Kenyan livestock farmers are bracing for a devastating financial hit as a severe shortage of essential raw materials triggers a 45% surge in the cost of animal feed.
The foundation of Kenya’s agricultural economy is cracking under the pressure of supply chain failures. A critical deficit in protein-rich ingredients is driving production costs to unsustainable highs.
For the average Kenyan consumer, this crunch directly translates to soaring retail prices for milk, eggs, and meat. Without immediate state intervention, the nation faces a looming food security crisis exacerbated by an embattled farming sector.
The anatomy of the shortage
According to the Association of Kenya Feed Manufacturers (AKEFEMA), the industry is starved of crucial raw materials, primarily maize germ, soybean meal, canola, and sunflower cake. Kenya relies heavily on local milling by-products for energy sources, while importing the bulk of its soybean meal. Fluctuating global markets and punishing foreign exchange rates have severely constrained these imports.
The numbers paint a grim picture. Since January 2025, the price of maize – which accounts for nearly 40% of standard feed composition – has skyrocketed by 45%. Consequently, a standard 70-kilogram bag of dairy or layers mash now averages KES 3,500.

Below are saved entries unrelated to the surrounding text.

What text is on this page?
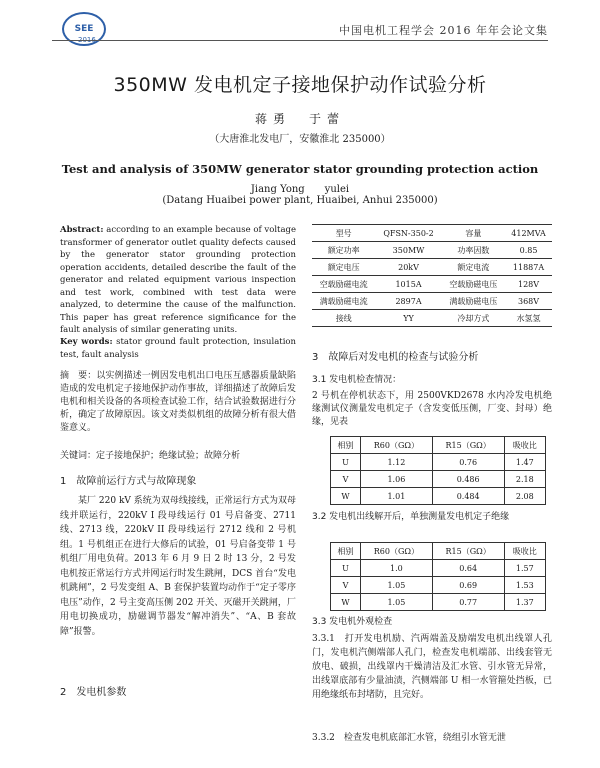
SEE
2016
中国电机工程学会 2016 年年会论文集
350MW 发电机定子接地保护动作试验分析
蒋勇　于蕾
（大唐淮北发电厂，安徽淮北 235000）
Test and analysis of 350MW generator stator grounding protection action
Jiang Yong　　yulei
(Datang Huaibei power plant, Huaibei, Anhui 235000)
Abstract: according to an example because of voltage transformer of generator outlet quality defects caused by the generator stator grounding protection operation accidents, detailed describe the fault of the generator and related equipment various inspection and test work, combined with test data were analyzed, to determine the cause of the malfunction. This paper has great reference significance for the fault analysis of similar generating units.
Key words: stator ground fault protection, insulation test, fault analysis
摘　要：以实例描述一例因发电机出口电压互感器质量缺陷造成的发电机定子接地保护动作事故，详细描述了故障后发电机和相关设备的各项检查试验工作，结合试验数据进行分析，确定了故障原因。该文对类似机组的故障分析有很大借鉴意义。
关键词：定子接地保护；绝缘试验；故障分析
1　故障前运行方式与故障现象
某厂 220 kV 系统为双母线接线，正常运行方式为双母线并联运行，220kV I 段母线运行 01 号启备变、2711 线、2713 线，220kV II 段母线运行 2712 线和 2 号机组。1 号机组正在进行大修后的试验，01 号启备变带 1 号机组厂用电负荷。2013 年 6 月 9 日 2 时 13 分，2 号发电机按正常运行方式并网运行时发生跳闸，DCS 首台“发电机跳闸”，2 号发变组 A、B 套保护装置均动作于“定子零序电压”动作，2 号主变高压侧 202 开关、灭磁开关跳闸，厂用电切换成功，励磁调节器发“解冲消失”、“A、B 套故障”报警。
2　发电机参数
型号	QFSN-350-2	容量	412MVA
额定功率	350MW	功率因数	0.85
额定电压	20kV	额定电流	11887A
空载励磁电流	1015A	空载励磁电压	128V
满载励磁电流	2897A	满载励磁电压	368V
接线	YY	冷却方式	水氢氢
3　故障后对发电机的检查与试验分析
3.1 发电机检查情况：
2 号机在停机状态下，用 2500VKD2678 水内冷发电机绝缘测试仪测量发电机定子（含发变低压侧，厂变、封母）绝缘，见表
相别	R60（GΩ）	R15（GΩ）	吸收比
U	1.12	0.76	1.47
V	1.06	0.486	2.18
W	1.01	0.484	2.08
3.2 发电机出线解开后，单独测量发电机定子绝缘
相别	R60（GΩ）	R15（GΩ）	吸收比
U	1.0	0.64	1.57
V	1.05	0.69	1.53
W	1.05	0.77	1.37
3.3 发电机外观检查
3.3.1　打开发电机励、汽两端盖及励端发电机出线罩人孔门，发电机汽侧端部人孔门，检查发电机端部、出线套管无放电、破损，出线罩内干燥清洁及汇水管、引水管无异常，出线罩底部有少量油渍，汽侧端部 U 相一水管箍处挡板，已用绝缘纸布封堵防，且完好。
3.3.2　检查发电机底部汇水管，绕组引水管无泄
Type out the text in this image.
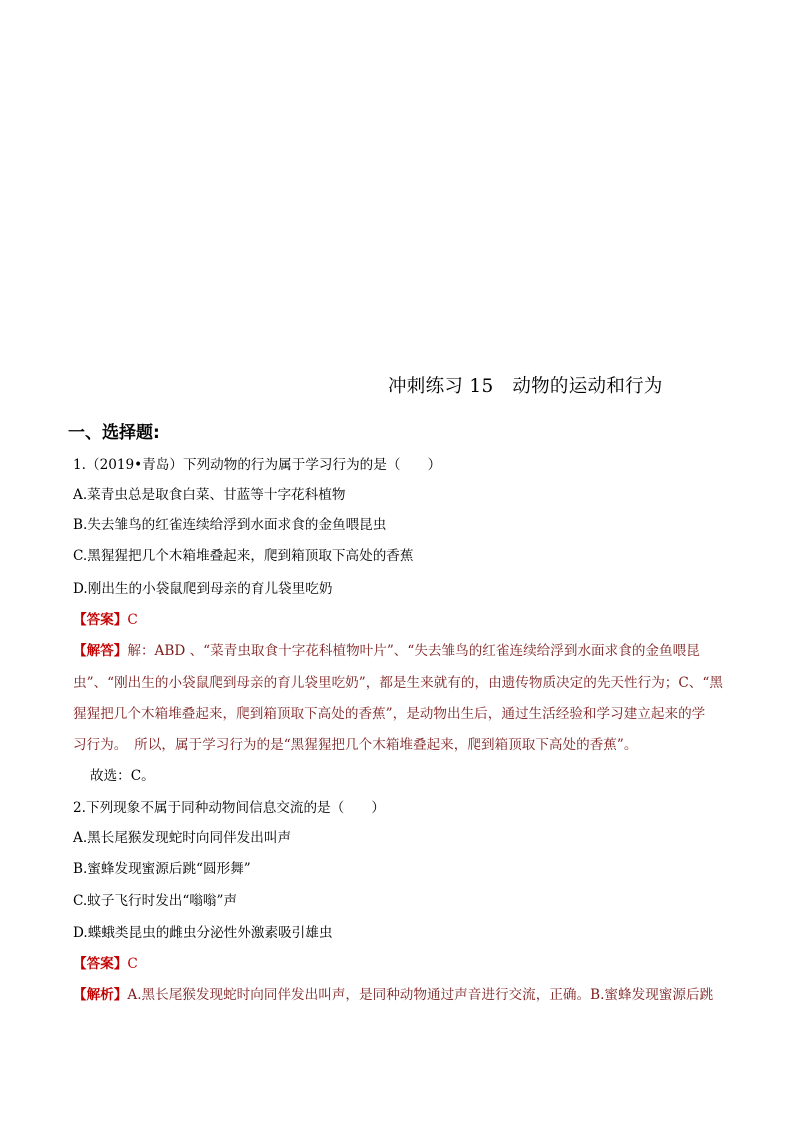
冲刺练习 15　动物的运动和行为
一、选择题:
1.（2019•青岛）下列动物的行为属于学习行为的是（　　）
A.菜青虫总是取食白菜、甘蓝等十字花科植物
B.失去雏鸟的红雀连续给浮到水面求食的金鱼喂昆虫
C.黑猩猩把几个木箱堆叠起来，爬到箱顶取下高处的香蕉
D.刚出生的小袋鼠爬到母亲的育儿袋里吃奶
【答案】C
【解答】解：ABD 、“菜青虫取食十字花科植物叶片”、“失去雏鸟的红雀连续给浮到水面求食的金鱼喂昆
虫”、“刚出生的小袋鼠爬到母亲的育儿袋里吃奶”，都是生来就有的，由遗传物质决定的先天性行为；C、“黑
猩猩把几个木箱堆叠起来，爬到箱顶取下高处的香蕉”，是动物出生后，通过生活经验和学习建立起来的学
习行为。　所以，属于学习行为的是“黑猩猩把几个木箱堆叠起来，爬到箱顶取下高处的香蕉”。
故选：C。
2.下列现象不属于同种动物间信息交流的是（　　）
A.黑长尾猴发现蛇时向同伴发出叫声
B.蜜蜂发现蜜源后跳“圆形舞”
C.蚊子飞行时发出“嗡嗡”声
D.蝶蛾类昆虫的雌虫分泌性外激素吸引雄虫
【答案】C
【解析】A.黑长尾猴发现蛇时向同伴发出叫声，是同种动物通过声音进行交流，正确。B.蜜蜂发现蜜源后跳
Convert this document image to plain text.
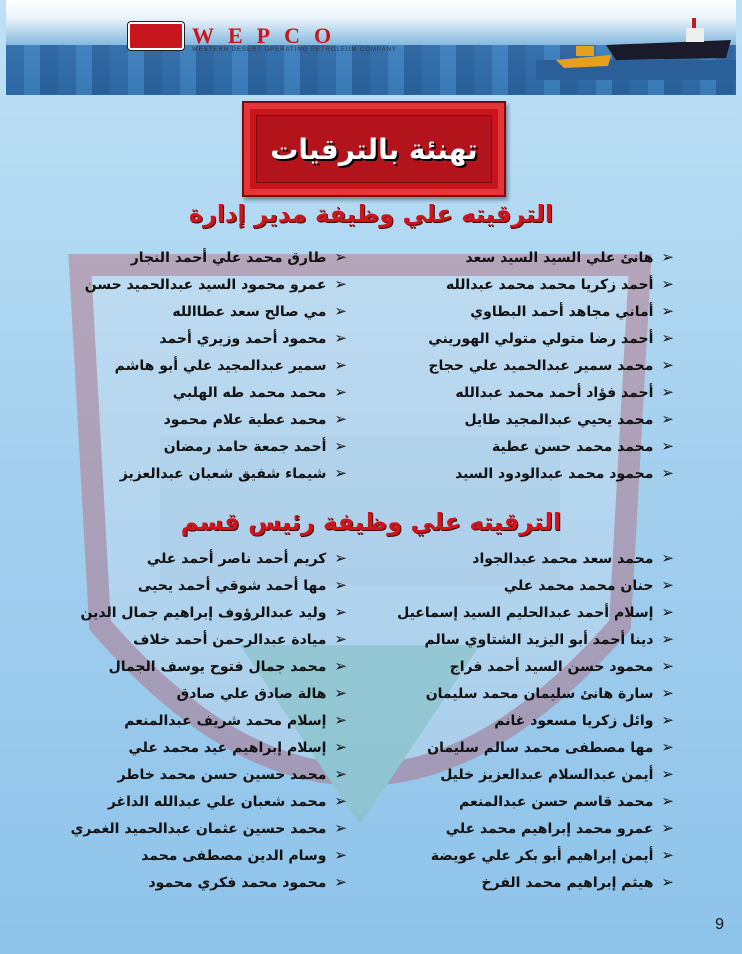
WEPCO
WESTERN DESERT OPERATING PETROLEUM COMPANY
تهنئة بالترقيات
الترقيته علي وظيفة مدير إدارة
➢هانئ علي السيد السيد سعد
➢أحمد زكريا محمد محمد عبدالله
➢أماني مجاهد أحمد البطاوي
➢أحمد رضا متولي متولي الهوريني
➢محمد سمير عبدالحميد علي حجاج
➢أحمد فؤاد أحمد محمد عبدالله
➢محمد يحيي عبدالمجيد طايل
➢محمد محمد حسن عطية
➢محمود محمد عبدالودود السيد
➢طارق محمد علي أحمد النجار
➢عمرو محمود السيد عبدالحميد حسن
➢مي صالح سعد عطاالله
➢محمود أحمد وزيري أحمد
➢سمير عبدالمجيد علي أبو هاشم
➢محمد محمد طه الهلبي
➢محمد عطية علام محمود
➢أحمد جمعة حامد رمضان
➢شيماء شفيق شعبان عبدالعزيز
الترقيته علي وظيفة رئيس قسم
➢محمد سعد محمد عبدالجواد
➢حنان محمد محمد علي
➢إسلام أحمد عبدالحليم السيد إسماعيل
➢دينا أحمد أبو اليزيد الشتاوي سالم
➢محمود حسن السيد أحمد فراج
➢سارة هانئ سليمان محمد سليمان
➢وائل زكريا مسعود غانم
➢مها مصطفى محمد سالم سليمان
➢أيمن عبدالسلام عبدالعزيز خليل
➢محمد قاسم حسن عبدالمنعم
➢عمرو محمد إبراهيم محمد علي
➢أيمن إبراهيم أبو بكر علي عويضة
➢هيثم إبراهيم محمد الفرخ
➢كريم أحمد ناصر أحمد علي
➢مها أحمد شوقي أحمد يحيى
➢وليد عبدالرؤوف إبراهيم جمال الدين
➢ميادة عبدالرحمن أحمد خلاف
➢محمد جمال فتوح يوسف الجمال
➢هالة صادق علي صادق
➢إسلام محمد شريف عبدالمنعم
➢إسلام إبراهيم عيد محمد علي
➢محمد حسين حسن محمد خاطر
➢محمد شعبان علي عبدالله الداغر
➢محمد حسين عثمان عبدالحميد الغمري
➢وسام الدين مصطفى محمد
➢محمود محمد فكري محمود
9
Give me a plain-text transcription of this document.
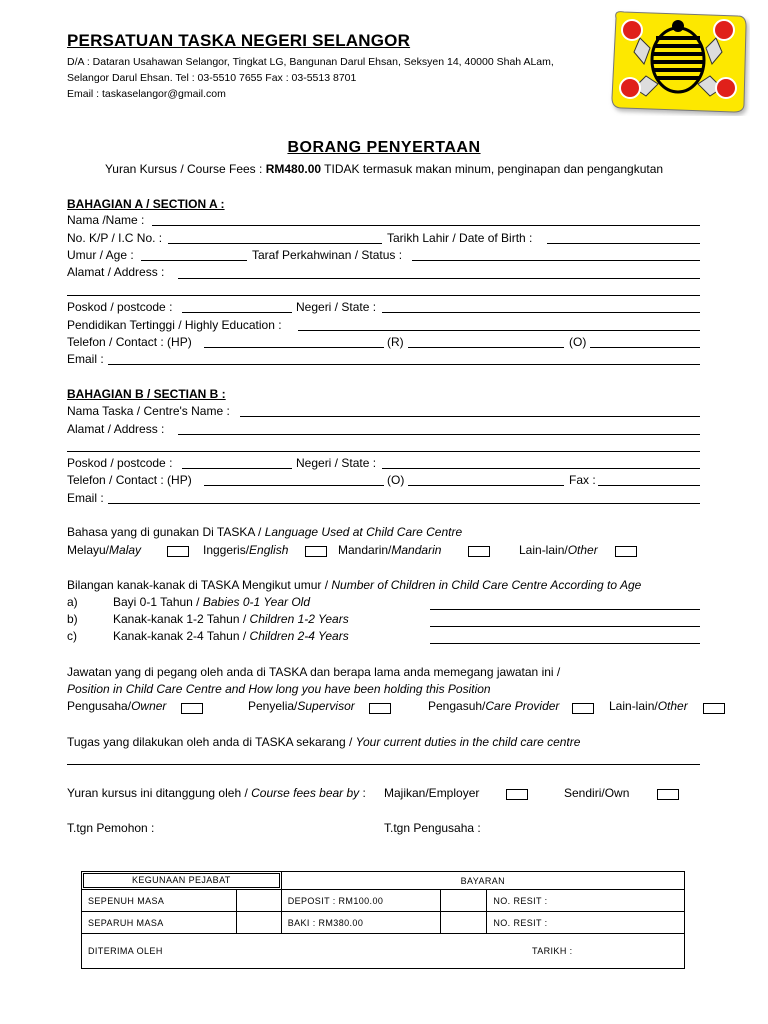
PERSATUAN TASKA NEGERI SELANGOR
D/A : Dataran Usahawan Selangor, Tingkat LG, Bangunan Darul Ehsan, Seksyen 14, 40000 Shah ALam,
Selangor Darul Ehsan. Tel : 03-5510 7655 Fax : 03-5513 8701
Email : taskaselangor@gmail.com
BORANG PENYERTAAN
Yuran Kursus / Course Fees : RM480.00 TIDAK termasuk makan minum, penginapan dan pengangkutan
BAHAGIAN A / SECTION A :
Nama /Name :
No. K/P / I.C No. :	Tarikh Lahir / Date of Birth :
Umur / Age :	Taraf Perkahwinan / Status :
Alamat / Address :
Poskod / postcode :	Negeri / State :
Pendidikan Tertinggi / Highly Education :
Telefon / Contact : (HP)	(R)	(O)
Email :
BAHAGIAN B / SECTIAN B :
Nama Taska / Centre's Name :
Alamat / Address :
Poskod / postcode :	Negeri / State :
Telefon / Contact : (HP)	(O)	Fax :
Email :
Bahasa yang di gunakan Di TASKA / Language Used at Child Care Centre
Melayu/Malay	Inggeris/English	Mandarin/Mandarin	Lain-lain/Other
Bilangan kanak-kanak di TASKA Mengikut umur / Number of Children in Child Care Centre According to Age
a)	Bayi 0-1 Tahun / Babies 0-1 Year Old
b)	Kanak-kanak 1-2 Tahun / Children 1-2 Years
c)	Kanak-kanak 2-4 Tahun / Children 2-4 Years
Jawatan yang di pegang oleh anda di TASKA dan berapa lama anda memegang jawatan ini /
Position in Child Care Centre and How long you have been holding this Position
Pengusaha/Owner	Penyelia/Supervisor	Pengasuh/Care Provider	Lain-lain/Other
Tugas yang dilakukan oleh anda di TASKA sekarang / Your current duties in the child care centre
Yuran kursus ini ditanggung oleh / Course fees bear by : Majikan/Employer	Sendiri/Own
T.tgn Pemohon :	T.tgn Pengusaha :
KEGUNAAN PEJABAT		BAYARAN		
SEPENUH MASA		DEPOSIT : RM100.00		NO. RESIT :
SEPARUH MASA		BAKI : RM380.00		NO. RESIT :
DITERIMA OLEH TARIKH :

Farmers pushed to the brink
Animal feed constitutes 60% to 70% of total livestock production costs. The current price inflation is forcing farmers into desperate measures.
- Many smallholder dairy farmers, like Jane Wanjiru in Kiambu, are cutting commercial concentrates in favor of napier grass, directly reducing milk yields.
- Poultry farmers in Eldoret are downsizing their flocks by up to a third to stay afloat.
- Some are attempting to mix their own rations, though individual ingredient scarcity makes this incredibly difficult.
A Sh3 billion ray of hope?
Amidst the gloom, Agriculture Cabinet Secretary Mutahi Kagwe and PS Jonathan Mueke recently commissioned a KES 3 billion De Heus Kenya Livestock Feed factory in Athi River. Boasting an annual capacity of 240,000 tonnes, the facility aims to stabilise supply through automated, high-quality production.
“For too long, feed has felt like a gamble,” stated De Heus MD Wiehan Visagie. However, industry experts maintain that until the government waives import duties on raw materials and reevaluates the ban on genetically modified (GM) crops, state-of-the-art factories will still struggle to source affordable ingredients.